At her workshops, she invites participants to smell a range of different scents and then share the memories that they evoke. “You get a lot of children and young adults with personalities that are not very open,” she says, “and it’s like a hammer that shatters the glass when someone smells something that brings back the memory.”

Tecumseh resident Nancy Austin attended one of Krell Kydd’s workshops at AADL on a whim this spring and was deeply stirred–despite, or because of, having lost her sense of smell in a car accident at age seven.

“I understand that people will smell something and that odor will bring back memories very strongly, and to me it almost sounds magical,” Austin says. “There are a few things that I think I can recall what they smell like from childhood, like crayons or fruit cobbler or Band-Aids. Those memories are kind of precious, and they did come back …”

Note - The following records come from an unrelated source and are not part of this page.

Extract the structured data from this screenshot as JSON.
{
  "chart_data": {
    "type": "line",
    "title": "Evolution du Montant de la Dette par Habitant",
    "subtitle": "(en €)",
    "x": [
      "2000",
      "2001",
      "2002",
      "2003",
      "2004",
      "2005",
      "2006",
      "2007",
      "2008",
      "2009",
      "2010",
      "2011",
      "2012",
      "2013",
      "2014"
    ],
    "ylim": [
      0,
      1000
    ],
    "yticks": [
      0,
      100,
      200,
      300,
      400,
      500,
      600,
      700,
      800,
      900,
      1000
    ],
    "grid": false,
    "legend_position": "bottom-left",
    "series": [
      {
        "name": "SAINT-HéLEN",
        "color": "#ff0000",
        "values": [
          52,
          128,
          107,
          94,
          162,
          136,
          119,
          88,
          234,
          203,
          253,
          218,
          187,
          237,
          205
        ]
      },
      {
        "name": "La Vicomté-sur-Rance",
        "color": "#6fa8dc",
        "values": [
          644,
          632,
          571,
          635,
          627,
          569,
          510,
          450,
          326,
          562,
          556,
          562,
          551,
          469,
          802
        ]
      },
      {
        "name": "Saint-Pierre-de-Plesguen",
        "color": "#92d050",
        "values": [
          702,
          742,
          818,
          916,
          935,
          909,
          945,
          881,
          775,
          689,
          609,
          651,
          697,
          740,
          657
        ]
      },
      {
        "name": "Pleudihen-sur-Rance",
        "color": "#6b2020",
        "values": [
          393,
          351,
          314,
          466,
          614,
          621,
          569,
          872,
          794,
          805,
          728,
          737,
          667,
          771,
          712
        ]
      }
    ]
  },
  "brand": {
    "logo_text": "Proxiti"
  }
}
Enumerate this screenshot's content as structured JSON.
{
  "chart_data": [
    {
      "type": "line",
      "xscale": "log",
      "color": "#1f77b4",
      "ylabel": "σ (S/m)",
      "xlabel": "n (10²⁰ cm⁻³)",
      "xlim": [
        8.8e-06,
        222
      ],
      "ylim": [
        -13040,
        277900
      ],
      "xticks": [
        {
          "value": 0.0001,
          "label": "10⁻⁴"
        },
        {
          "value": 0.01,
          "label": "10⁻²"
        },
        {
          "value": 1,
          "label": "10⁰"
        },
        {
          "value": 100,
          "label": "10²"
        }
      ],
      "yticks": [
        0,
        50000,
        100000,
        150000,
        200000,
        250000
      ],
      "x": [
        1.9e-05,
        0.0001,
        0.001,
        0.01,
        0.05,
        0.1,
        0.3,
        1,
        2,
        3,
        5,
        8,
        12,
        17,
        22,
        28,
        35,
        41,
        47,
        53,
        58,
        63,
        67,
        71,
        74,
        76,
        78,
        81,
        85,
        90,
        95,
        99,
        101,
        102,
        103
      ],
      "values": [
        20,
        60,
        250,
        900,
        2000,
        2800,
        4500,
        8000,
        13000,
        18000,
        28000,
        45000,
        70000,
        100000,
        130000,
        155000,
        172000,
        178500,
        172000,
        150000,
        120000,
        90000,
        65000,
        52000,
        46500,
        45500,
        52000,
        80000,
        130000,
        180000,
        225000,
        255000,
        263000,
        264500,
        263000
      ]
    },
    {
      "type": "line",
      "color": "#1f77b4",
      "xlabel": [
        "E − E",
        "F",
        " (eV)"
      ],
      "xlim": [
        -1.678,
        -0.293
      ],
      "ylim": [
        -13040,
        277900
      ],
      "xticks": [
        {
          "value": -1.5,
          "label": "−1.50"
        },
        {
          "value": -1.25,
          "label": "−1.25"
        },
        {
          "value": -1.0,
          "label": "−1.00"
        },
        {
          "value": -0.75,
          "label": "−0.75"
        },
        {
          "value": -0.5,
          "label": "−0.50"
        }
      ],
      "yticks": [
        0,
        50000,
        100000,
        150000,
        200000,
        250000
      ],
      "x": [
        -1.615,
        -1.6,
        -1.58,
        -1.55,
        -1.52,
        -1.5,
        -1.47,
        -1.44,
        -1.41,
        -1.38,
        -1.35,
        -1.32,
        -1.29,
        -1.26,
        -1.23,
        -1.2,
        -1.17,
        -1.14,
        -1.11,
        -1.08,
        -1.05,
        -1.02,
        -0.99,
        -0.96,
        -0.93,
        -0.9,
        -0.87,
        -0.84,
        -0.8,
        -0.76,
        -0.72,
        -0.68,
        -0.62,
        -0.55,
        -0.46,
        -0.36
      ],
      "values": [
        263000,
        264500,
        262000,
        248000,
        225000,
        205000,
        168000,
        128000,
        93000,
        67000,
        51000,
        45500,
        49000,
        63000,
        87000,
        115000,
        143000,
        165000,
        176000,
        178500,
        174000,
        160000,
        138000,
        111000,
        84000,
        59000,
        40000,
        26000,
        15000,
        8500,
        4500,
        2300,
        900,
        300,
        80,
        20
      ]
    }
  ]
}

Krell Kydd’s blog includes everything from announcements of new perfumes to her recollection of the high school teacher who first got her excited about chemistry. She’s been writing it for eight years and may soon compile some of the material into a book.

It’s most likely, she says, to take the form of a collection of autobiographical stories, all linked to scent memories. “You can see something with your eyes and it can be an illusion, but smell is never wrong because it’s part of the basics of survival,” she says.

“That’s another thing about the sense of smell: it never lies.”

This article has been edited since it appeared in the August 2013 Ann Arbor Observer. The year Krell Kydd graduated from college, and the spelling of the magazine where she worked, have been corrected.